Day before yesterday, the common wisdom was locked in: department stores were dying. Old news. The last vestiges of a bygone retail era. As “yesterday” as the Sears catalogue. The evidence had been mounting for years. Store closures, massive layoffs, profit slides and stock price drops. Sears bought Kmart and almost immediately wished it hadn’t. Macy’s expanded, then got slammed with one PR mess after another. JC Penney began a slow slide into retail irrelevance. Then it tried a “radical” new marketing method that nearly bankrupted the company. Market watchers began scribbling the epitaph of one of America’s great department stores. Now, according to Ronn Torossian, JC Penney said, “Not so fast!”
Recent reports in Bloomberg and other news sources confirm that, in the second year after Ron Johnson, JC Penney continues to experience growth in sales and steadily improving profit margins. Yes, investors are hoping for more, but this is still good news for a flailing American industry. Better still, the company’s $63 million operating income mark ended a streak of 13 straight losses.
Still, the stock fell (again), and this proves one thing. Sales alone won’t save this department store. They need strong PR and a shift in consumer perspective, and they need to do it in the right way. Johnson attempted a similar strategy when he shifted the marketing and brought in new brands. But consumers, for whom the available items were not the problem, recoiled at the abrupt shift in the look and feel of the marketing and the loss of a key shopping experience – the joy of finding a bargain.

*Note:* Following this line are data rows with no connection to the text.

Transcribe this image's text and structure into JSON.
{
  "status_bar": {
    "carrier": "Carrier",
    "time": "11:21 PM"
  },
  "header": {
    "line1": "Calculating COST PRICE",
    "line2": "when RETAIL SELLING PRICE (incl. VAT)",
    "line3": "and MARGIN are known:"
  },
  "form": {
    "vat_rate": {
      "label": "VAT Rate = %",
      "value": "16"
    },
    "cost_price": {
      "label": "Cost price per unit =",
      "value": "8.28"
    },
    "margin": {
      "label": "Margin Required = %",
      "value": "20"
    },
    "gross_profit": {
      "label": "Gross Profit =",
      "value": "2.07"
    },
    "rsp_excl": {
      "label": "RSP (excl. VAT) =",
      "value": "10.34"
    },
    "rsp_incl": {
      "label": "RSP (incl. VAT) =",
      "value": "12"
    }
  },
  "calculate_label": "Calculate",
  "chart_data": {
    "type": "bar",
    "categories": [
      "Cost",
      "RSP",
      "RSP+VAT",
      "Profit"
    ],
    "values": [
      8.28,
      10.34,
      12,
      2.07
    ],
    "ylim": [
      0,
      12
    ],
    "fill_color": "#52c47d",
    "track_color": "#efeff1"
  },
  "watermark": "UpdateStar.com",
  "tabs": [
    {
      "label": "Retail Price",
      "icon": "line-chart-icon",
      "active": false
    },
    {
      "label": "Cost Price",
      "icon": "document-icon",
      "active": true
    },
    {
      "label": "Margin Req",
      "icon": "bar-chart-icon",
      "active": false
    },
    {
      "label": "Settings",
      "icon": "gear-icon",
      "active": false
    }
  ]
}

Retail consumers know full price is too much, but they LOVE the feeling of getting a deal. It tweaks a happy spot in their spirit and gives them something to brag about to friends. We all know it’s frivolous, but we don’t care. A deal is a deal. Johnson forgot that. And he forgot because he failed to understand what made his customers tick. Yes, the company was losing money. But so was the entire American economy. And, yes, more people were shopping online…but that didn’t mean people didn’t want to come into the store. Fact is, while JC Penney and Sears floundered, other department stores made it through the tough times and some brands even expanded.
How? First, because they understood their customer. Second, because they understood the unwritten conversation between customer and retailer that is always happening, and they honored that conversation. Enticing people to buy is not difficult when you are giving them something they already want. It’s even easier when you understand that “thing they want” isn’t what they are buying.